In that case, the housekeeper of a man she suspected was having sex with his adoptive daughter took some of the girl’s underwear out of the house and gave it to police. Police tested the underwear to determine whether the man’s sperm and DNA was on it, without obtaining a search warrant. The Oregon Court of Appeals ruled that it was an illegal search because the man retained privacy rights over his DNA on the underwear since it required an additional search beyond “plain view.”
“We believe our case is analogous to that,” Mayhew said.
States that participate in the national DNA database sign a memorandum of understanding with the FBI that they will comply with the federal rule on what DNA is uploaded, expunged and how records are kept. If they don’t comply, they can lose access to the national database.

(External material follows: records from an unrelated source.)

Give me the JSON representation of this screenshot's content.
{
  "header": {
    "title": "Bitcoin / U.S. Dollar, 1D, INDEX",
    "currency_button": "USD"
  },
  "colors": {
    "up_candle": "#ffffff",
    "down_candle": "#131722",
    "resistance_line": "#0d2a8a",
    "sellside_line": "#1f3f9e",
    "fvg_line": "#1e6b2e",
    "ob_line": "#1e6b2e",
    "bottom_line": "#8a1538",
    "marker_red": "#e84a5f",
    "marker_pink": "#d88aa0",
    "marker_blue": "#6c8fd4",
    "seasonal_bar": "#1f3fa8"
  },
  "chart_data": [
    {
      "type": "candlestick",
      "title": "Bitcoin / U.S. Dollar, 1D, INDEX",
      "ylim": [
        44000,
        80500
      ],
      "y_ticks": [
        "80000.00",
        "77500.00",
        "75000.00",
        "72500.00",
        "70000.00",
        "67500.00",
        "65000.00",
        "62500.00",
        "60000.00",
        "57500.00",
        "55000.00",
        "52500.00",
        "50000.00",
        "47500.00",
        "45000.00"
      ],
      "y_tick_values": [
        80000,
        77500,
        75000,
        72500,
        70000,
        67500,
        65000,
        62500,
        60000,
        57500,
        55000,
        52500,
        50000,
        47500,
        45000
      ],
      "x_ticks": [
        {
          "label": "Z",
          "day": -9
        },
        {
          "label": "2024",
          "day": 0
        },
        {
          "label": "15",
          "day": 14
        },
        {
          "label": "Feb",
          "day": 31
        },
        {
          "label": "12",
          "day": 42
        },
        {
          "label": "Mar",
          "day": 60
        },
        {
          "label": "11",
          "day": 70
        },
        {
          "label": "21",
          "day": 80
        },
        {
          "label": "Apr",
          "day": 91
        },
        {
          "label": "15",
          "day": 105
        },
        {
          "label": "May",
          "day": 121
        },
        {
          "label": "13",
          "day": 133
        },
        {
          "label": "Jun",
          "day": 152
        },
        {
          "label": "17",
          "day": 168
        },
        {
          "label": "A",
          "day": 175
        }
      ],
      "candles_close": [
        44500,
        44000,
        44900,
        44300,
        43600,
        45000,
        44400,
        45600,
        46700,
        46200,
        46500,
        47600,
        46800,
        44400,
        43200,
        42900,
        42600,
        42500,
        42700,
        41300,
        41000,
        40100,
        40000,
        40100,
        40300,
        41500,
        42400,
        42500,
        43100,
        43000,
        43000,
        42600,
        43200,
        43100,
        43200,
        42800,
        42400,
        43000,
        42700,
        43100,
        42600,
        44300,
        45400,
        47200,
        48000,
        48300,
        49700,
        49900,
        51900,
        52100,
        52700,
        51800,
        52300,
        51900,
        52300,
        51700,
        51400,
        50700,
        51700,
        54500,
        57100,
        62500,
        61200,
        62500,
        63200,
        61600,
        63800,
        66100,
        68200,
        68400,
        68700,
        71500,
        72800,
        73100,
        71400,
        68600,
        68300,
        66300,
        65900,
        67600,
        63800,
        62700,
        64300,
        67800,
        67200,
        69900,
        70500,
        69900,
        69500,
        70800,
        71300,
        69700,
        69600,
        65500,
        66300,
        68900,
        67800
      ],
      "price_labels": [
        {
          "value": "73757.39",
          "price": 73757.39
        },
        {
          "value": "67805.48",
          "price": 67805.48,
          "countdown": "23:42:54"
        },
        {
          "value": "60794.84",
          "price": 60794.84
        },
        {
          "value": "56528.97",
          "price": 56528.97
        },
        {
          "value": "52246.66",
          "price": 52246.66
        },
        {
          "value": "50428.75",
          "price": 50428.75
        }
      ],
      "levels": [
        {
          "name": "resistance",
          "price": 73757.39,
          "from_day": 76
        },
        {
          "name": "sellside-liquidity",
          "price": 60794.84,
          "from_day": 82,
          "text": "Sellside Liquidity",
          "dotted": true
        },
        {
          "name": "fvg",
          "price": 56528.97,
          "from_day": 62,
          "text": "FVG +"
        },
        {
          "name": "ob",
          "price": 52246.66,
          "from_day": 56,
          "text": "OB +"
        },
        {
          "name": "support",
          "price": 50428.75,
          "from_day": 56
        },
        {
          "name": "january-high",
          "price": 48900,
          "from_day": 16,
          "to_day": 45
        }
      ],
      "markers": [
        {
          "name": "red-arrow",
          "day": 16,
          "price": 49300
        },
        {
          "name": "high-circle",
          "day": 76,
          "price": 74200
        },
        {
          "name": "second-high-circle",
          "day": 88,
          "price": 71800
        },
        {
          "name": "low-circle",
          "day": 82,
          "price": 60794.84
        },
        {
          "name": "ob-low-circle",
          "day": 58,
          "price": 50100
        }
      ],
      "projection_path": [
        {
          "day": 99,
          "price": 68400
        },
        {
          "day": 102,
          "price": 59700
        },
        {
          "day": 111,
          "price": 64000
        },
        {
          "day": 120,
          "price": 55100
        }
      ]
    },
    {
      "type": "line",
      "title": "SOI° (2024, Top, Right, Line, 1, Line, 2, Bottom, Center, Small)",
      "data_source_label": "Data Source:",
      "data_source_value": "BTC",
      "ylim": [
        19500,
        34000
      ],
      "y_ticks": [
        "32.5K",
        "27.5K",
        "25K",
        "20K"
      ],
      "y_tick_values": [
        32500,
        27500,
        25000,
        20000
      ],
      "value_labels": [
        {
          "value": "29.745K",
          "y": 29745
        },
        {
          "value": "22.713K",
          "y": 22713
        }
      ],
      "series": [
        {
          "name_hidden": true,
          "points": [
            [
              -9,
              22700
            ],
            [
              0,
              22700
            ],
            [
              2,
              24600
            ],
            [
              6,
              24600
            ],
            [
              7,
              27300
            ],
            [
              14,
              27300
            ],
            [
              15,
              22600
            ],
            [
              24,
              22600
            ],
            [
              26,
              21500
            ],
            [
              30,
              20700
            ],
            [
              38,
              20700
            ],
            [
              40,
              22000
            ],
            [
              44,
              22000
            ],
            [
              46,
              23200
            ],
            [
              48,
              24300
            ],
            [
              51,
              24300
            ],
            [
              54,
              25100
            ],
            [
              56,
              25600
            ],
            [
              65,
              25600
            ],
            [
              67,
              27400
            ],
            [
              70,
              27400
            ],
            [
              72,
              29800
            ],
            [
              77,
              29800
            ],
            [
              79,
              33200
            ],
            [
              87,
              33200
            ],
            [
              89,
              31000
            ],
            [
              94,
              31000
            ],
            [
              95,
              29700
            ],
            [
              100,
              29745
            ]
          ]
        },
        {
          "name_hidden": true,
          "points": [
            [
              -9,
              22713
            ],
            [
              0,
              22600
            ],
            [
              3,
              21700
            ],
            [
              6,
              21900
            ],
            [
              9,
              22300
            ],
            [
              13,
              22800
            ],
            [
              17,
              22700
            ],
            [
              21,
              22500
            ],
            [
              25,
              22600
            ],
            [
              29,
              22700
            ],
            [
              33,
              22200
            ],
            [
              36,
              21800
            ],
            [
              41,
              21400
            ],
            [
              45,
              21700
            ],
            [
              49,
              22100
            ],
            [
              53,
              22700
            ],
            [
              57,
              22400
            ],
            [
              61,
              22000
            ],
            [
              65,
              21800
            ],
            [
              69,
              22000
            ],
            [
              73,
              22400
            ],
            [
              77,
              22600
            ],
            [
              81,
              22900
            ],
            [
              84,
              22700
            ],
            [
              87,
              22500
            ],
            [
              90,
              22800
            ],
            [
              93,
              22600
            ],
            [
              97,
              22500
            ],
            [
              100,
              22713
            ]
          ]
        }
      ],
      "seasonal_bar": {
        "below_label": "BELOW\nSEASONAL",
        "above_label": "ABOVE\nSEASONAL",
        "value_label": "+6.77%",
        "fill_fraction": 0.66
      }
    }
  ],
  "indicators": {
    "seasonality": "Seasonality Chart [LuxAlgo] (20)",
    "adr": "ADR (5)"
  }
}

Tung Yin, a Lewis & Clark Law professor, said, “I think the defense lawyers are right in the sense of how the law should be, but in terms of what the law is right now, the judge is probably right.”
Though the uploading of Edwards’ DNA profile into the national database may have been a violation of FBI rules, it doesn’t necessarily follow that it violated current law on privacy rights, Yin said.
“The lawyers are right to raise this issue. I think the trial court, though, is bound by the current (law) and probably got it right,” Yin said. “What this does is preserve the issue for the defense lawyers to continue to press on appeal. You never know, but this is how (law) gets advanced.”